Firefighting consisted of dousing flames with enough water as fast as possible. There were no worries about hazardous materials, deadly fumes or explosive chemicals. The idea was to save as much of the structure and its contents as possible with the most basic of methods.
As for emergency medical attention, that was even more primitive.
And, the volunteers that manned those departments had far fewer demands on their time than Americans today. So it is that volunteer fire departments and emergency medical services are showing signs of decline; not in dedication, not in expertise, but in numbers of volunteers.
Rob Brady, a local government policy specialist with the state Department of Community and Economic Development, touched on those strains on local VFDs when he spoke to the Warren County Intergovernmental Co-op recently, and suggested it may be time to think outside the box about the future of volunteer departments.

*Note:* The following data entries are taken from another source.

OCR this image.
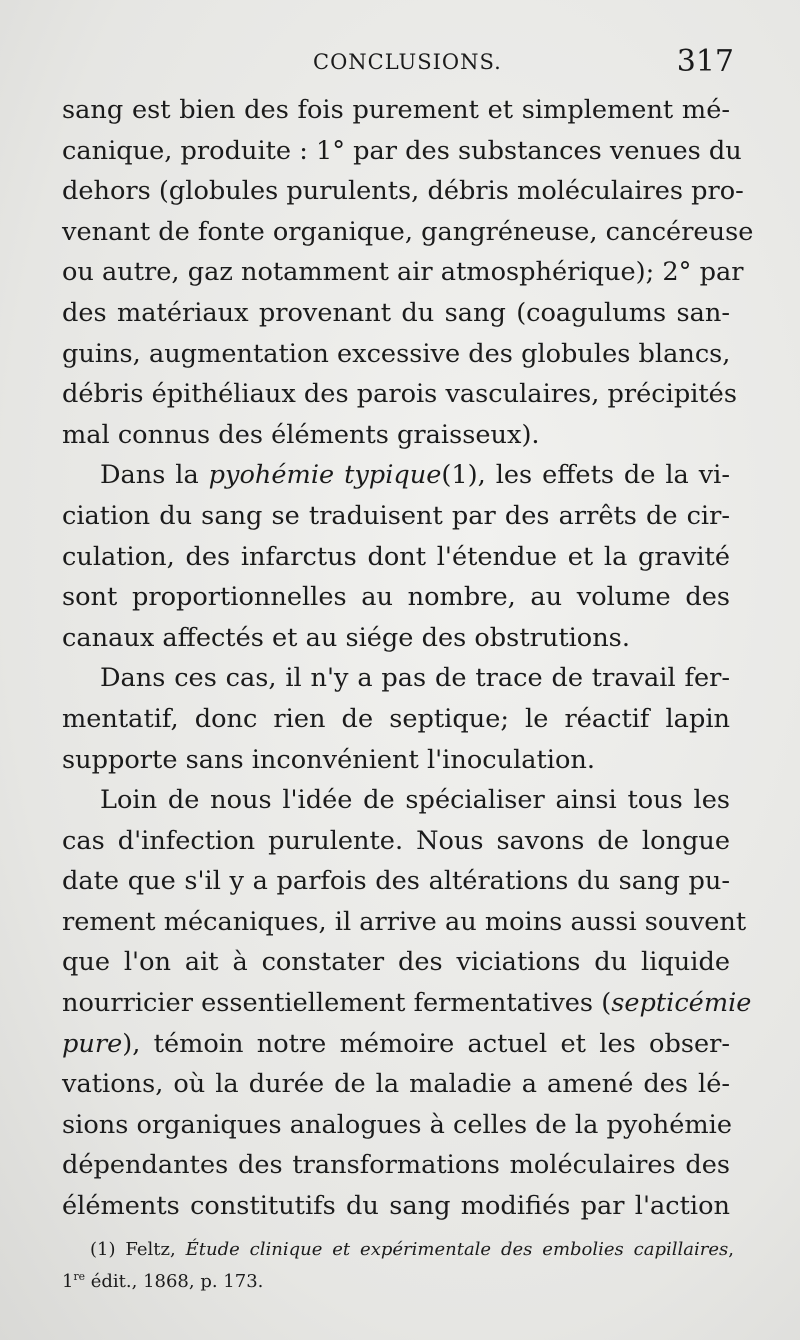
CONCLUSIONS.	317

sang est bien des fois purement et simplement mé-
canique, produite : 1° par des substances venues du
dehors (globules purulents, débris moléculaires pro-
venant de fonte organique, gangréneuse, cancéreuse
ou autre, gaz notamment air atmosphérique); 2° par
des matériaux provenant du sang (coagulums san-
guins, augmentation excessive des globules blancs,
débris épithéliaux des parois vasculaires, précipités
mal connus des éléments graisseux).

Dans la pyohémie typique(1), les effets de la vi-
ciation du sang se traduisent par des arrêts de cir-
culation, des infarctus dont l'étendue et la gravité
sont proportionnelles au nombre, au volume des
canaux affectés et au siége des obstrutions.

Dans ces cas, il n'y a pas de trace de travail fer-
mentatif, donc rien de septique; le réactif lapin
supporte sans inconvénient l'inoculation.

Loin de nous l'idée de spécialiser ainsi tous les
cas d'infection purulente. Nous savons de longue
date que s'il y a parfois des altérations du sang pu-
rement mécaniques, il arrive au moins aussi souvent
que l'on ait à constater des viciations du liquide
nourricier essentiellement fermentatives (septicémie
pure), témoin notre mémoire actuel et les obser-
vations, où la durée de la maladie a amené des lé-
sions organiques analogues à celles de la pyohémie
dépendantes des transformations moléculaires des
éléments constitutifs du sang modifiés par l'action

(1) Feltz, Étude clinique et expérimentale des embolies capillaires,
1re édit., 1868, p. 173.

He wasn't presenting the idea of abandoning the concept; far from it. He was offering some options departments might look at as partners with local government.
With the demands of continuous training, the astronomical expense of modern equipment and the limited number of hours most people can devote to training and fundraising, volunteer fire departments could use some partners.
Perhaps it's time to rethink the model and start thinking creatively about combining some organizations in an effort to pool resources and establish specialized response teams that might be made up of members from different departments.
We're not suggesting consolidation or mergers or any plan that would rob VFD's of their identities. They are, have been, and always should be an integral part of their local communities.
Change can sometimes be difficult. It can even sometimes be counterproductive. But, if arrived at through consensus and thoughtful planning, it can result in an overall improvement of services.